Saturday, June 27, 2015

Terse, touching, tiring


It almost feels like you're obligated to love the poetry of Emily Dickinson if you're an American. And much of her poetry is loveable - she writes about butterflies and birds and bees so much that sometimes she reads like a nineteenth century Lisa Frank; she has an incredible, almost overpowering grasp of grief; she was an eccentric loner with strange habits and Americans fucking LOVE it when authors are a bit odd.

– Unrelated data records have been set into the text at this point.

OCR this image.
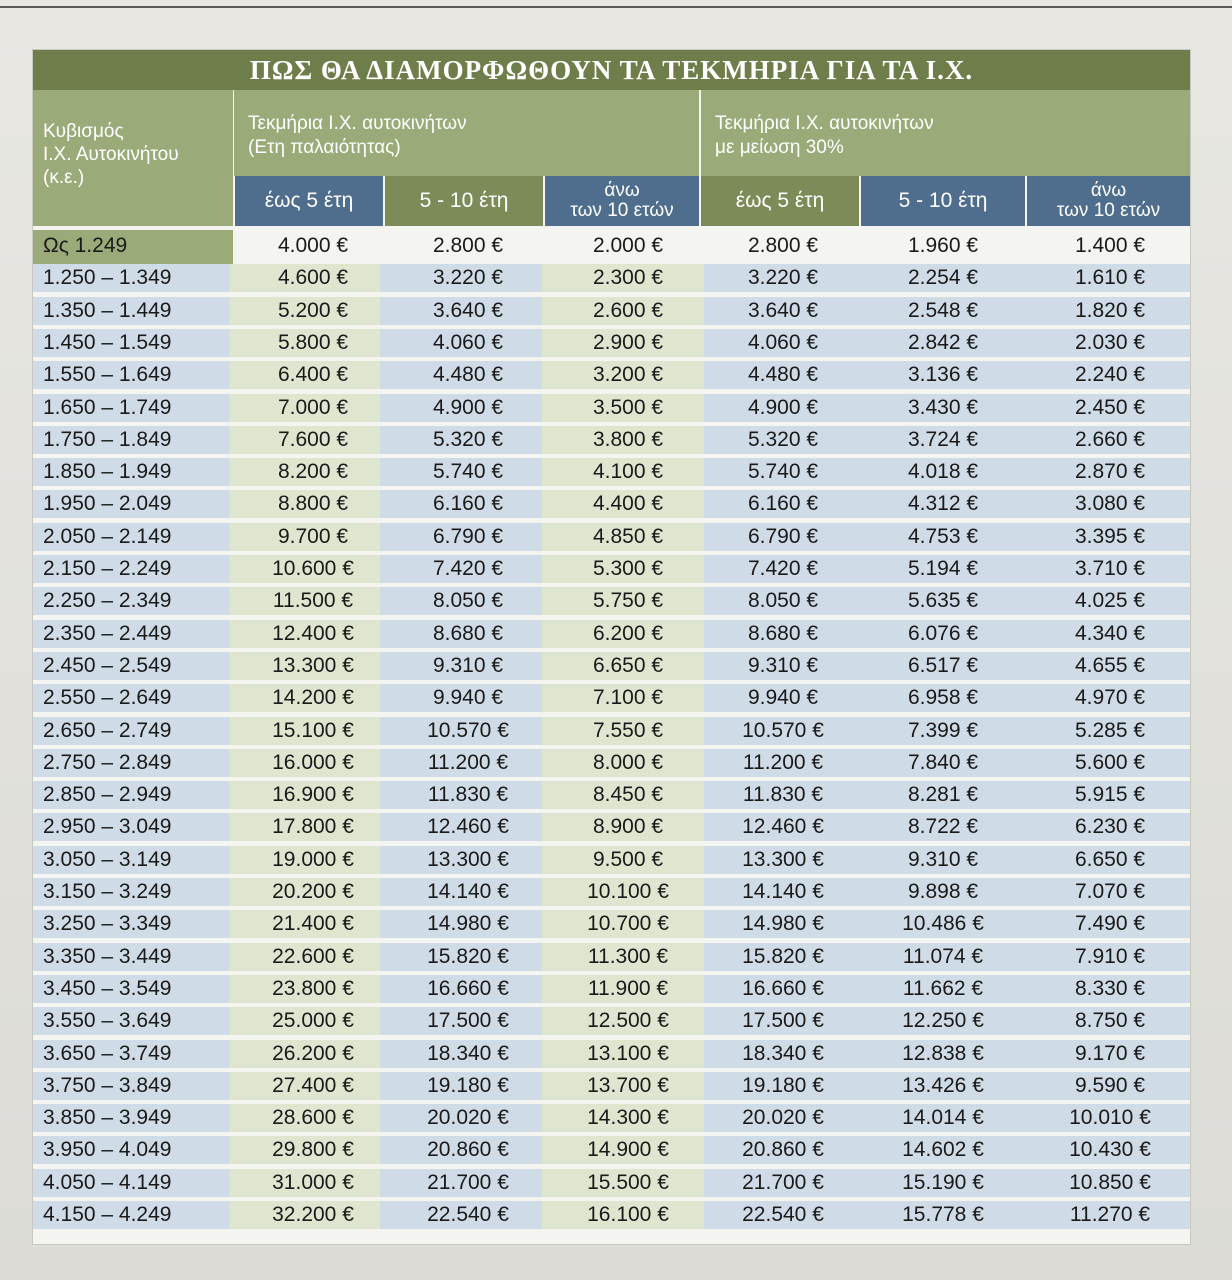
ΠΩΣ ΘΑ ΔΙΑΜΟΡΦΩΘΟΥΝ ΤΑ ΤΕΚΜΗΡΙΑ ΓΙΑ ΤΑ Ι.Χ.
Κυβισμός
Ι.Χ. Αυτοκινήτου
(κ.ε.)
Τεκμήρια Ι.Χ. αυτοκινήτων
(Ετη παλαιότητας)
Τεκμήρια Ι.Χ. αυτοκινήτων
με μείωση 30%
έως 5 έτη	5 - 10 έτη	άνω
των 10 ετών	έως 5 έτη	5 - 10 έτη	άνω
των 10 ετών
Ως 1.249	4.000 €	2.800 €	2.000 €	2.800 €	1.960 €	1.400 €
1.250 – 1.349	4.600 €	3.220 €	2.300 €	3.220 €	2.254 €	1.610 €
1.350 – 1.449	5.200 €	3.640 €	2.600 €	3.640 €	2.548 €	1.820 €
1.450 – 1.549	5.800 €	4.060 €	2.900 €	4.060 €	2.842 €	2.030 €
1.550 – 1.649	6.400 €	4.480 €	3.200 €	4.480 €	3.136 €	2.240 €
1.650 – 1.749	7.000 €	4.900 €	3.500 €	4.900 €	3.430 €	2.450 €
1.750 – 1.849	7.600 €	5.320 €	3.800 €	5.320 €	3.724 €	2.660 €
1.850 – 1.949	8.200 €	5.740 €	4.100 €	5.740 €	4.018 €	2.870 €
1.950 – 2.049	8.800 €	6.160 €	4.400 €	6.160 €	4.312 €	3.080 €
2.050 – 2.149	9.700 €	6.790 €	4.850 €	6.790 €	4.753 €	3.395 €
2.150 – 2.249	10.600 €	7.420 €	5.300 €	7.420 €	5.194 €	3.710 €
2.250 – 2.349	11.500 €	8.050 €	5.750 €	8.050 €	5.635 €	4.025 €
2.350 – 2.449	12.400 €	8.680 €	6.200 €	8.680 €	6.076 €	4.340 €
2.450 – 2.549	13.300 €	9.310 €	6.650 €	9.310 €	6.517 €	4.655 €
2.550 – 2.649	14.200 €	9.940 €	7.100 €	9.940 €	6.958 €	4.970 €
2.650 – 2.749	15.100 €	10.570 €	7.550 €	10.570 €	7.399 €	5.285 €
2.750 – 2.849	16.000 €	11.200 €	8.000 €	11.200 €	7.840 €	5.600 €
2.850 – 2.949	16.900 €	11.830 €	8.450 €	11.830 €	8.281 €	5.915 €
2.950 – 3.049	17.800 €	12.460 €	8.900 €	12.460 €	8.722 €	6.230 €
3.050 – 3.149	19.000 €	13.300 €	9.500 €	13.300 €	9.310 €	6.650 €
3.150 – 3.249	20.200 €	14.140 €	10.100 €	14.140 €	9.898 €	7.070 €
3.250 – 3.349	21.400 €	14.980 €	10.700 €	14.980 €	10.486 €	7.490 €
3.350 – 3.449	22.600 €	15.820 €	11.300 €	15.820 €	11.074 €	7.910 €
3.450 – 3.549	23.800 €	16.660 €	11.900 €	16.660 €	11.662 €	8.330 €
3.550 – 3.649	25.000 €	17.500 €	12.500 €	17.500 €	12.250 €	8.750 €
3.650 – 3.749	26.200 €	18.340 €	13.100 €	18.340 €	12.838 €	9.170 €
3.750 – 3.849	27.400 €	19.180 €	13.700 €	19.180 €	13.426 €	9.590 €
3.850 – 3.949	28.600 €	20.020 €	14.300 €	20.020 €	14.014 €	10.010 €
3.950 – 4.049	29.800 €	20.860 €	14.900 €	20.860 €	14.602 €	10.430 €
4.050 – 4.149	31.000 €	21.700 €	15.500 €	21.700 €	15.190 €	10.850 €
4.150 – 4.249	32.200 €	22.540 €	16.100 €	22.540 €	15.778 €	11.270 €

For all of that I can't love Dickinson, or at least not all of her work. She has many, many poems that speak to me, but she's also got a whole lot of poems that are written in praise of/glory for her God and I just can't really share in that. Many Dickinson poems are so confident of everlasting life in the bounty and glory of God that they sort of seem to undercut the poems of hers that I love, those about loss and grief and mourning. If she was so bloody confident about an afterlife where she would join those she loved and never suffer anymore then why is so much of the rest of her poetry about the sundering of loved ones?

So I'm a bit torn on I'm nobody! Who are you?, a Scholastic Press collection meant for tweens and teens. I mean don't get me wrong, there are some really goddamned good poems in this book, and I wept while reading some of them. But I also spent a lot of my time while reading making bets with myself about how many more poems I'd read before coming across another that was all about the permanence of the soul and the helplessness of mankind before God.

I guess what I'd really like to do is make my own Dickinson collection - one that's a bit more internally consistent - a selection of poems where the focus is on how hard it can be to be human, how glorious it is to see the sun and the sea and the flight of birds, but with none of the matter of fact (and less interestingly written) poems that leave human effort and emotion behind.

Cheers,
     - Alli

Dickinson, Emily. Ed. Edric S. Mesmer. I'm nobody! Who are you? Scholastic Press.
     New York: New York. 2002. (1886).